Liver failure represents a critical medical condition, marked by the rapid decline of hepatic functions. Emerging therapies, notably therapeutic plasma exchange (TPE) and continuous venovenous hemodiafiltration (CVVHDF), have demonstrated potential in mitigating these conditions through their roles in detoxification and hepatic support. The utility of these treatments, whether applied individually or in tandem, constitutes a significant area of research concerning the management of liver failure in pediatric patients. This study aims to evaluate the role and efficacy of TPE or TPE combined with CVVHDF in the treatment of liver failure among children. This retrospective study was conducted in a LTICU by reviewing the medical history of pediatric patients aged 1 month to 18 years. Patients were admitted between January 1, 2021 and December 1, 2023 due to acute liver failure or acute-chronic liver failure. The study evaluated those who received TPE or continuous renal replacement therapy combined with TPE. In statistical analyses, a P-value of <.05 was considered statistically significant. The study involved 24 patients with liver failure, comprising 13 males and 11 females. Sixteen patients (66.6%) received only TPE, while 8 patients (33.4%) were treated with TPE and CVVHDF. For patients treated only with TPE, the median INR reduced from 3.1 to 1.26, alanine aminotransferase from 1255 to 148, and aspartate aminotransferase from 2189 to 62. Similar significant reductions were observed in the TPE and CVVHDF group: INR from 3.9 to 1.26, alanine aminotransferase from 1749 to 1148, and aspartate aminotransferase from 1489 to 62. These changes were statistically significant with P-values of .01 for each parameter in both groups. Overall, 14 patients survived without requiring a liver transplant, while 4 patients underwent liver transplantation. Our study on pediatric liver failure treatment shows that both standalone TPE and its combination with CVVHDF are effective, especially as a bridge to transplantation. With 58% transplant-free survival, these therapies demonstrate significant clinical improvements. Future multicentric studies are needed for broader validation of these findings in liver failure management.

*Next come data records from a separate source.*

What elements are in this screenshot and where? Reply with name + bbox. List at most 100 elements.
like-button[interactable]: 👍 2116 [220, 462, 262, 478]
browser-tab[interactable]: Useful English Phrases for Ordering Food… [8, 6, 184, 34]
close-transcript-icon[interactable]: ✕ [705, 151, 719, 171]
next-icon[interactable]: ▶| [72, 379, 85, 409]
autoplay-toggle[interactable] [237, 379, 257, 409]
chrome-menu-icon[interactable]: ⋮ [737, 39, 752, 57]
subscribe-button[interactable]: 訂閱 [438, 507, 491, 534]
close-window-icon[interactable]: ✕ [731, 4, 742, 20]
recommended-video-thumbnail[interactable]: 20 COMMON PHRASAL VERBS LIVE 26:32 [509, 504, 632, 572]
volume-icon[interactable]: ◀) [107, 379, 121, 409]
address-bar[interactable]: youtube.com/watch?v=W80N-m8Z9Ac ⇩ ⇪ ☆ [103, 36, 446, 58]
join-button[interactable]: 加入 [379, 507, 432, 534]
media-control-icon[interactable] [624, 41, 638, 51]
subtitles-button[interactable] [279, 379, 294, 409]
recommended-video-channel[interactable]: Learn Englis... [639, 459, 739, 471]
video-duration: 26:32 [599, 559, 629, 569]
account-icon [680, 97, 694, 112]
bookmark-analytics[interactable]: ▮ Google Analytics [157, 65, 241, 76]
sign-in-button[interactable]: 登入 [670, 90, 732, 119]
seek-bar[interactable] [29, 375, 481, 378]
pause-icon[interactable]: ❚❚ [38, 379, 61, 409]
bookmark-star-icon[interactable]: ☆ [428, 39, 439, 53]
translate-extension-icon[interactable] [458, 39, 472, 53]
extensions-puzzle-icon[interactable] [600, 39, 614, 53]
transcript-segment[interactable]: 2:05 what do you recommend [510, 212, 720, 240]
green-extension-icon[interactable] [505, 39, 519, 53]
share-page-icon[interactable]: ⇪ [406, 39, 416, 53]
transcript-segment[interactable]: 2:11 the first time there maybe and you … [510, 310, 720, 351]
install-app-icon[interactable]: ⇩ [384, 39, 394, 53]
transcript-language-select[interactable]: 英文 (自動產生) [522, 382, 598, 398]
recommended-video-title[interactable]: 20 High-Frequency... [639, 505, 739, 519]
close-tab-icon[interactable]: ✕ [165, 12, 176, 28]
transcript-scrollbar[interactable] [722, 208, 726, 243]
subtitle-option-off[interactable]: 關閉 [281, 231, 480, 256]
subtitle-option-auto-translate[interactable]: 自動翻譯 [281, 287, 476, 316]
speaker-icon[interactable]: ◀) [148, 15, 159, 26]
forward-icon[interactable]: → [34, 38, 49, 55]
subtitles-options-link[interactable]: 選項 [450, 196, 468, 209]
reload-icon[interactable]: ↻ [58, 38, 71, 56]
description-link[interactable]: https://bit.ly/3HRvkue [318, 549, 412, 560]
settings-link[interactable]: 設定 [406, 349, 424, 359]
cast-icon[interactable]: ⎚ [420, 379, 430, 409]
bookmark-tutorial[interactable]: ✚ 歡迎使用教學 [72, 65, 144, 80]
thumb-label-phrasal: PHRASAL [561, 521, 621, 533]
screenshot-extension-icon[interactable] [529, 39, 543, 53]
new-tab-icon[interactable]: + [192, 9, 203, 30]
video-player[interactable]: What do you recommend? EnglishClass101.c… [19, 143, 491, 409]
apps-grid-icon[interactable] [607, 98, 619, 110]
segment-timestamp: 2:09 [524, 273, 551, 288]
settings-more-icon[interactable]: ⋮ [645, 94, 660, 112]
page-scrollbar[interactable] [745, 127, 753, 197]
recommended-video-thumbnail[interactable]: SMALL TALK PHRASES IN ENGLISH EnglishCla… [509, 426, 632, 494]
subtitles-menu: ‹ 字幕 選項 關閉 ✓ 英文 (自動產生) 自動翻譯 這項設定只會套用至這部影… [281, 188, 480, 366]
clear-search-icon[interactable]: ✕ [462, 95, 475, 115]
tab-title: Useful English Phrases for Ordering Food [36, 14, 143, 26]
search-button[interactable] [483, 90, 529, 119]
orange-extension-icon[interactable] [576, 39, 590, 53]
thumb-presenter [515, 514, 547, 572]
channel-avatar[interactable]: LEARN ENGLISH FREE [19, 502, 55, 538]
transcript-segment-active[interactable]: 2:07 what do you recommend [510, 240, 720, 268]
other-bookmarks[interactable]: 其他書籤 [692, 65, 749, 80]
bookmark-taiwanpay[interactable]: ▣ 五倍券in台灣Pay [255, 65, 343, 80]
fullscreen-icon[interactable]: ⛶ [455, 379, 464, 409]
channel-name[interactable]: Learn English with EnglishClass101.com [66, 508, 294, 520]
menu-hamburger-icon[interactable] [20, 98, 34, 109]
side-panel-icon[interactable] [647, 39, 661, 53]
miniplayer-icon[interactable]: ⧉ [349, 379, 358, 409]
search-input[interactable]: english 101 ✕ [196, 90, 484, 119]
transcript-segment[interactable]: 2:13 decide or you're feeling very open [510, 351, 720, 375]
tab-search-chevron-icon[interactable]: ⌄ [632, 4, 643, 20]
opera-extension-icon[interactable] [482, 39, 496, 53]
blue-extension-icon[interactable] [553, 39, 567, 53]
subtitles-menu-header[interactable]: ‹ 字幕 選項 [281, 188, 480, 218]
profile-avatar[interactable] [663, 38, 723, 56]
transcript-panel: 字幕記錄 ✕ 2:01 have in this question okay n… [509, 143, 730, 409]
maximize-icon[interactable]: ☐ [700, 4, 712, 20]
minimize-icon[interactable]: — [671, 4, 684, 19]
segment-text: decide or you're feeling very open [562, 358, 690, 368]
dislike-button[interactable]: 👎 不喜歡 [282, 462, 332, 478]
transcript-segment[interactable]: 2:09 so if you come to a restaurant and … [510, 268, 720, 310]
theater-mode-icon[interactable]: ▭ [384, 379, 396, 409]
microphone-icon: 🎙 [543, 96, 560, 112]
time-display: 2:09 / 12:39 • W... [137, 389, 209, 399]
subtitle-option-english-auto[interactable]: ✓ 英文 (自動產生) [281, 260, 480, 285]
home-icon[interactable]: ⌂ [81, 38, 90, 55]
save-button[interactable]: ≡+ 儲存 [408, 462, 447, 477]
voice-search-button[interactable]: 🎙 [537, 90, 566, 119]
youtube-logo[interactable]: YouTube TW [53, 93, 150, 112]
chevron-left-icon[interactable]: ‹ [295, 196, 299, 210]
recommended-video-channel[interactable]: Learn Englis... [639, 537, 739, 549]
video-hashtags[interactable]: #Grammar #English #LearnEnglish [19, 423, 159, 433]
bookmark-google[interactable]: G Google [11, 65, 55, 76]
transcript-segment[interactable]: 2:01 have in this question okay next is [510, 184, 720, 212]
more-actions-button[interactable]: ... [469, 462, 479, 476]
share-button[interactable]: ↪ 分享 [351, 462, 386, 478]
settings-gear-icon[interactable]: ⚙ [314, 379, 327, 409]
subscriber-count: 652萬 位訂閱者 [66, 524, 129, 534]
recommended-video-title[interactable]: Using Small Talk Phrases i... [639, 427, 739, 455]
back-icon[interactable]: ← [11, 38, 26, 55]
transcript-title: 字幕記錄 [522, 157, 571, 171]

肝衰竭代表一种严重的医疗状况,其特征是肝功能迅速下降。新兴疗法,特别是治疗性血浆置换(TPE)和连续静脉-静脉血液透析滤过(CVVHDF),已通过其在解毒和肝支持方面的作用,证明了在缓解这些病症方面的潜力。这些治疗方法的应用,无论是单独使用还是联合使用,都是儿科患者肝衰竭管理的一个重要研究领域。本研究旨在评估 TPE 或 TPE 联合 CVVHDF 在治疗儿童肝衰竭中的作用和疗效。这项回顾性研究是在 LTICU 进行的,研究人员查阅了 2021 年 1 月 1 日至 2023 年 12 月 1 日期间因急性肝衰竭或急性-慢性肝衰竭而入院的 1 个月至 18 岁儿科患者的病史。研究评估了接受 TPE 或连续肾脏替代治疗联合 TPE 的患者。在统计分析中,P 值<.05 被认为具有统计学意义。该研究共纳入 24 例肝衰竭患者,其中男 13 例,女 11 例。16 例(66.6%)患者仅接受 TPE 治疗,8 例(33.4%)患者接受 TPE 和 CVVHDF 治疗。对于仅接受 TPE 治疗的患者,INR 中位数从 3.1 降至 1.26,丙氨酸氨基转移酶从 1255 降至 148,天冬氨酸氨基转移酶从 2189 降至 62。在 TPE 和 CVVHDF 组中也观察到类似的显著降低:INR 从 3.9 降至 1.26,丙氨酸氨基转移酶从 1749 降至 1148,天冬氨酸氨基转移酶从 1489 降至 62。这两组中每个参数的 P 值均<.01,变化均具有统计学意义。总的来说,14 名患者无需进行肝移植即可存活,4 名患者进行了肝移植。我们的儿科肝衰竭治疗研究表明,单独使用 TPE 及其与 CVVHDF 的联合应用均有效,尤其是作为肝移植的桥梁。58%的患者无需进行肝移植即可存活,这些治疗方法显示出显著的临床改善。需要进行多中心研究来更广泛地验证这些发现在肝衰竭管理中的作用。